At the frontlines of this new cybersecurity war is a company founded and led by UVM alum Brian Ahern called Threat Stack, which Forbes magazine profiled as an emerging leader in cloud based security that is “eating the lunch” of legacy firms like IBM. Last year the company saw its revenues grow 100 percent and now has 150 employees in its Boston headquarters.       

“We are in the midst of a massive migration to the cloud,” said Ahern, who graduated from UVM in 1990 with a degree in electrical engineering. “Most of the companies in the process of migrating are having difficulty understanding where their data –  particularly sensitive information – is located, which is a significant risk both for organizations and their customers. Threat Stack was developed specifically to solve the unique security challenges of the cloud, so we’ve been able to drive the pace of innovation in the cloud security space.”

AI-Enhanced

This fall Threat Stack and UVM began a relationship with the potential to offer significant benefits to both the company and the university.

Skalka, fellow Computer Science faculty member Joe Near and postdoctoral student John Ring have begun a project designed to enhance Threat Stack’s threat assessment process with artificial intelligence that could make cloud-based cybersecurity more efficient and accurate and lengthen the company’s lead in the marketplace. Threat Stack has provided $100,000 to support the research project, which will subsidize a fellowship for Ring.

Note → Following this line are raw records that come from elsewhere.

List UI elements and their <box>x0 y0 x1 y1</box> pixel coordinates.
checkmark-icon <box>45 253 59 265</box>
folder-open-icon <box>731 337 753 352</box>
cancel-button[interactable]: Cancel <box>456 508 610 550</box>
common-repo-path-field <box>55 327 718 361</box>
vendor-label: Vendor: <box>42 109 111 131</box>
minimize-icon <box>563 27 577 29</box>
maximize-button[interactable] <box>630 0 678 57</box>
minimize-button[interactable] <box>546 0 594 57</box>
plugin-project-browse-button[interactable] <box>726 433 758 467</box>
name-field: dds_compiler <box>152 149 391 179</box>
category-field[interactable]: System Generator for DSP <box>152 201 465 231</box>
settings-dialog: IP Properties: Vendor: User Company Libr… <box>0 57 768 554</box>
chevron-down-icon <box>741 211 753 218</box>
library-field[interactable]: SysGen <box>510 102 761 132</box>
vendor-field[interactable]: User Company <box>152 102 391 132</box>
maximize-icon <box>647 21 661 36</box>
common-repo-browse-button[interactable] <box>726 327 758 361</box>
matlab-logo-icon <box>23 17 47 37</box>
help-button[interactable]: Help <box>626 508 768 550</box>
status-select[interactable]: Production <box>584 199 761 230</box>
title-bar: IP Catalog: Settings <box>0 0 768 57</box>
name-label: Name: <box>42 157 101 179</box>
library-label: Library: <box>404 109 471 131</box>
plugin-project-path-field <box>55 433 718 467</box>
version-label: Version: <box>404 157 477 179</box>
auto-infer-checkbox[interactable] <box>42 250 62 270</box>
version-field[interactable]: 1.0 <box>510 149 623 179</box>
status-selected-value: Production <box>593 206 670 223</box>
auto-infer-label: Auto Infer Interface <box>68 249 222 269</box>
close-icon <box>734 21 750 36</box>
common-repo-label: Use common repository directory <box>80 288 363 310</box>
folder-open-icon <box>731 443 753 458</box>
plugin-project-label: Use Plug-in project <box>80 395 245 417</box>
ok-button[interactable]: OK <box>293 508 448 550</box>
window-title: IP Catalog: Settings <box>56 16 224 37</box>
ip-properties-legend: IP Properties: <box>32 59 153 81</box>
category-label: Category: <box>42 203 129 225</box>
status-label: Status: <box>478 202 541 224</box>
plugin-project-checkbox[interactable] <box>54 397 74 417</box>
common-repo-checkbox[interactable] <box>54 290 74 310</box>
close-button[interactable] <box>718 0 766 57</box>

This fall Ring was embedded at the firm for two weeks to learn its technology first-hand. He and his UVM colleagues are now conducting research to determine if they can use machine learning to prioritize the anomalies Threat Stack’s software identifies as potential threats, some of which are false positives, so human oversight can better concentrate on those that deserve attention. If the project is successful, UVM’s work may allow the company to more reliably identify false negatives, as well.  

The work is a good match for UVM’s expertise, Skalka said. 

“We have a track record in cybersecurity and in using machine-learning to preserve privacy in large, cloud-based data sets,” he said.

In the classroom

Partnering with the company offers the university another advantage: a chance to bring leading edge cloud-based cybersecurity expertise to UVM computer science classrooms.

Like the cybersecurity industry itself, computer science departments at most universities have been slow to adapt their cybersecurity curriculum to the growing ubiquity of the cloud.

With Ahern’s and Threat Stack’s help, that could change. Skalka has already invited Threat Stack’s chief security officer, Sam Bisbee, to present a lecture in an advanced Computer Science class next spring.  

“We’re optimistic that the academic partnership can evolve and grow,” he said.Ahern sees clear benefits for UVM. “Today’s workforce has a lot of cloud experts and a lot of security experts but very few cloud security experts,” he said. “Incorporating cloud security in UVM’s computer science curriculum is great for students and something businesses will be looking for as cloud usage continues to grow.” 

Skin in the Game

The UVM/Threat Stack partnership is the latest pairing in a program called the UVM Business Fellowship Program developed by the university’s Office of the Vice President for Research, which contributed $40,000 to the partnership.

“The goal of the program is to build relationships between businesses and the university,” said Richard Galbraith, UVM’s vice president for research. “In this case, it’s the ideal situation. Both the company and UVM have invested in the relationship. We both have skin in the game; that kind of commensal arrangement is good for everyone and increases the chance of success.”

“Collaboration between business and higher education is a critical piece of moving technology and business forward,” Ahern said. “By collaborating with leading universities like UVM, companies like Threat Stack can accomplish two goals simultaneously: continue driving the pace of innovation and preparing students for the reality of a cloud-first job market.”